Last Saturday, 2 February, South Africa took 128 minutes and 29.1 overs to bowl out Pakistan for 49. Dale Steyn took six wickets, conceding eight runs. Shylock would have swooned.
In November, India goes to South Africa to play a three-Test series. When I saw the Pakistan scorecard, I panicked and called up a cricket expert friend. What, I asked in a quivering voice, will happen to India on those fast southern hemisphere pitches?
Because, skittling out Pakistan for 49, though awesome, is only the tip of the iceberg. When one considers that South Africa has now bowled out rival teams thrice for under 50 in the last 14 months, the more appropriate word would be “terrifying”.
Exactly a month before Pakistan’s ignominy, on 2 January, at Newlands, Cape Town, New Zealand were all out for just 45 runs. The butchery took only 100 minutes and 19.2 overs. Vernon Philander claimed five wickets for seven runs.
In November 2011, also at Newlands, South Africa did an even quicker job on Australia. Ninetyfive minutes, 18 overs, 47 all out. Philander five for 15.
According to the latest International Cricket Council (ICC) rankings, South Africa is the No 1 Test team in the world. South Africans top all three Test player categories. Hashim Amla is the No. 1 batsman, Steyn the No. 1 bowler, and Jacques Kallis the No. 1 all-rounder. There are three South Africans among the top 10 batsmen, three among the top 10 bowlers, and two in the all-rounder list.
In 63 tests, Steyn has bagged 323 wickets, with 21 five-wicket hauls. Philander has 78 wickets in 14 tests with eight five-wicketers. These are extraordinary statistics (Of course, the most extraordinary fact of all is that in the recent concluded Indian Premier League auction, no team picked up Philander; clearly the team owners know something that we mere mortals don’t ).
And that’s just the bowling part. In November-December last year, after drawing two Tests in Australia, South Africa won the last one at Perth by 309 runs. The 309 is not the point here; Tests have been won by larger margins. What was spectacular was the way South Africa batted in their second innings. They scored 569 at 5.08 runs per over, that is, at a healthy one-dayer rate, with Hashim Amla scoring 196 off 221 balls, and AB De Villiers 169 off 184. It was slaughter.

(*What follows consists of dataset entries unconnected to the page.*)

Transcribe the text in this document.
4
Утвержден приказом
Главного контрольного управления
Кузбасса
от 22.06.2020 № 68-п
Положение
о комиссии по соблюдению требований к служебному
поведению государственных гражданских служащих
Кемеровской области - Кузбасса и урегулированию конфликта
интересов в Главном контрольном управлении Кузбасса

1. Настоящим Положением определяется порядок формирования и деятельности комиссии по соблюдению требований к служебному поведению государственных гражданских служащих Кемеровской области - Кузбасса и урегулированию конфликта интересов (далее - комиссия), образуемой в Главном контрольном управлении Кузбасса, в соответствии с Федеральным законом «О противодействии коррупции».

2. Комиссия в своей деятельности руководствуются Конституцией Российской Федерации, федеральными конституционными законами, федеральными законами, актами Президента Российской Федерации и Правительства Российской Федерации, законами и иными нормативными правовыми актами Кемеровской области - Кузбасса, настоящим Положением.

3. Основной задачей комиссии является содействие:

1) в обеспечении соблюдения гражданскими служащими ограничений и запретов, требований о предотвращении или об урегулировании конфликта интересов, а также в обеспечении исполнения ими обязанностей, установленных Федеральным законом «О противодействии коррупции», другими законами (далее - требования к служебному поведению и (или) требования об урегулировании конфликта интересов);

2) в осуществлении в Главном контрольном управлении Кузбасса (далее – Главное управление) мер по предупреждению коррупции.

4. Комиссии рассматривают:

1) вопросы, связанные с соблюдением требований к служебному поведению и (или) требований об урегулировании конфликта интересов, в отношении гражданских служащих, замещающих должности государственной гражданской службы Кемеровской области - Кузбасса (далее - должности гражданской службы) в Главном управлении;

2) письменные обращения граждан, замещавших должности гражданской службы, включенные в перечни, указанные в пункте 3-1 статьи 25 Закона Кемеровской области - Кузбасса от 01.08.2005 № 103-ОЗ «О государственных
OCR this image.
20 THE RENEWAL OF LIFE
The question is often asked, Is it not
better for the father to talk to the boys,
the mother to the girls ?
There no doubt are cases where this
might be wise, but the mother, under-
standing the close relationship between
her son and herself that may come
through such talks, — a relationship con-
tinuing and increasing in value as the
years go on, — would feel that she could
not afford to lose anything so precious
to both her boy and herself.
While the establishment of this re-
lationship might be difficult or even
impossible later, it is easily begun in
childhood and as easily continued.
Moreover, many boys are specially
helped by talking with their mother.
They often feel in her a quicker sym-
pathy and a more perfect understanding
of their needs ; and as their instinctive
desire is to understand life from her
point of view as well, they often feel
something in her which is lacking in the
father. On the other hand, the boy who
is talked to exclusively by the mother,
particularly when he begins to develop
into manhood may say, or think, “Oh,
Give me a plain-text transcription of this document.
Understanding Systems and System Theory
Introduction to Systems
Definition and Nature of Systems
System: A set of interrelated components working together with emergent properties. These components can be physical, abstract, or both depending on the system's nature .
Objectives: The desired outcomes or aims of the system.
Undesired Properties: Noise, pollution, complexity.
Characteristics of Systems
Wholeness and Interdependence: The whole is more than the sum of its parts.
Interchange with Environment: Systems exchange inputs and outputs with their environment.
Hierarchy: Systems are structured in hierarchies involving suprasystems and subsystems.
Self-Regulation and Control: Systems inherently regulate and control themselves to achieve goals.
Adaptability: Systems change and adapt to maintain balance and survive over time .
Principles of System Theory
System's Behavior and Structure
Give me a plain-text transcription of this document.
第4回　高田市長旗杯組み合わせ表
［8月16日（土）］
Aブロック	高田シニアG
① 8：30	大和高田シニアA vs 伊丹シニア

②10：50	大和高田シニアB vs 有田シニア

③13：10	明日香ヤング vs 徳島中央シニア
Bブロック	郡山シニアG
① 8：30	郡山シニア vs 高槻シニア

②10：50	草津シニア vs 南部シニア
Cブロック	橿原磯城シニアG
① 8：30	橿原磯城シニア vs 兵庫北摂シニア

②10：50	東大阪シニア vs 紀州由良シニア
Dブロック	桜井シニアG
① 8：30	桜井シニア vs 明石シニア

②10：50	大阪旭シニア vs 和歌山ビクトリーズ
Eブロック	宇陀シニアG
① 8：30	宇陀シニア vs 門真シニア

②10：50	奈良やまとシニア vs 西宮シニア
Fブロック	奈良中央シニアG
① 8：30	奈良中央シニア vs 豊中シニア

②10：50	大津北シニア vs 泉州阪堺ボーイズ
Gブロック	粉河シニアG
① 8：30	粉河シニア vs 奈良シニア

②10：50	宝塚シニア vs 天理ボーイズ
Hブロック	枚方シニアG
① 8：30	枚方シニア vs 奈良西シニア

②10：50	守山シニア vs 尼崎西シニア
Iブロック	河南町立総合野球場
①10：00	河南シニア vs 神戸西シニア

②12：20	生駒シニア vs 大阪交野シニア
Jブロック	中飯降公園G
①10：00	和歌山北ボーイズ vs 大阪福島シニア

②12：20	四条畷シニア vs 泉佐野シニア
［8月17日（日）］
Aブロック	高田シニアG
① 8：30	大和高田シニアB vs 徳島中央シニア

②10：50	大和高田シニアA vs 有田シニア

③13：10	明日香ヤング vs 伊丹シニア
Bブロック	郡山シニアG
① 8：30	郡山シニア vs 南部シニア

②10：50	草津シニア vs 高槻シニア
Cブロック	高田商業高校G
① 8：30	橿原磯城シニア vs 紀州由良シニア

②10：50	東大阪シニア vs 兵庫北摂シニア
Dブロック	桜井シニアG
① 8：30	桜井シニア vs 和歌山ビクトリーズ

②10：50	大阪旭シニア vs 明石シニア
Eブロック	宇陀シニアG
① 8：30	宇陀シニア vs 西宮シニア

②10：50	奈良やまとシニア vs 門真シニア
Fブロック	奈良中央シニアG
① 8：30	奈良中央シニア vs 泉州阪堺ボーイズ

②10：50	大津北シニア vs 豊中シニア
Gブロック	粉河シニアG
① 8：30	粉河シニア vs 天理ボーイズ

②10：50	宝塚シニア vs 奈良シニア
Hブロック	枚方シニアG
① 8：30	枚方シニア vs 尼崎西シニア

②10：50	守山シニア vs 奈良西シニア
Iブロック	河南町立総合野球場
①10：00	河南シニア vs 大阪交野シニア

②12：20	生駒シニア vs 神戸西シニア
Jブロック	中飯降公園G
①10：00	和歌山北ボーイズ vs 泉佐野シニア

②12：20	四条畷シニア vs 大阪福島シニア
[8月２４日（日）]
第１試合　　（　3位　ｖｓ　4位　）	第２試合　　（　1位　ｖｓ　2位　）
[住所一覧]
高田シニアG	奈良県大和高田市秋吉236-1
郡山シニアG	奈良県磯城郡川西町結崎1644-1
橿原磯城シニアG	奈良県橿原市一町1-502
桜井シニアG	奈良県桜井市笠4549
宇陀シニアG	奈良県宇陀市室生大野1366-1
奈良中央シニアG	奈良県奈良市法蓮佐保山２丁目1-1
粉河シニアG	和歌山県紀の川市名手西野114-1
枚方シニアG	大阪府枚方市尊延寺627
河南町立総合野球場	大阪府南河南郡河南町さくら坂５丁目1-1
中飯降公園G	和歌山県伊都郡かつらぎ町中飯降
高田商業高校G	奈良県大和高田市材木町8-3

This was hardly a one-off hi-jinks display. A few months before this, in England, South Africa declared at 637 for two (yes, two) in the Oval Test. Amla was 311 not out, Kallis 182 not out, and captain Graeme Smith had made 131. South Africa won the three-Test series 2-0 and dislodged England from its No 1 position among Test teams.
To go back to statistics again, South Africa has four batsmen with batting averages above or very close to 50: Kallis with 56.48, Amla with 51.94, de Villiers with 49.96, and Smith with 49.15. And of course, Kallis bowls very well, too, thank you, and de Villiers is arguably the best wicketkeeper in the world right now. In fact, while hardly anyone talks about it, it is now almost an undeniable fact that Kallis, with 44 centuries and 288 wickets, is the greatest all-rounder the game has ever seen. Yes, greater than Sir Garry Sobers.
To come back to my panicky phone call. As horrific visions of repeated exterminations of the Indian team rose before my eyes, I was amazed to find that my cricket expert friend was unfazed. Not to worry, he told me. Of course we’ll lose, quite possibly we’ll lose all three Tests, but India will never be all out for less than 50. I asked what the basis of his confidence was. Oh, that’s the way it is with India, he explained, his tone the audio version of a cheerful shrug with raised eyebrows and a smile. Someone always scores some runs. Maybe Gautam Gambhir will score a 53 while no one else reaches double digits. Maybe it’ll be 27 for 5, and Dhoni will come in and score 47 with four sixes. When all seems lost, Ashwin will hit a fluent 40, with Umesh Yadav and Ishant Sharma providing him shaky company. It’s always that way with India.
When you talk about the Indian cricket team, don’t get bogged down in statistics, he advised me, a bit condescendingly, I thought. Sure, go by the numbers when you think of the South Africans, those unblinking cyborgs. But always keep the black swan in mind. South Africa is applied science, India is abstract art. Microprocessor design and Jackson Pollock. When Pollock chucked the first blob of paint on a huge blank canvas, do you think he had a clue what the final painting would end up looking like? That’s what Indian cricket is like. Indian cricket is ineffable. Now I must put the phone down, I need to do my one hour of hatha yoga.
He cut the line, and I googled to find out what “ineffable” means. There are no words for it, it seems.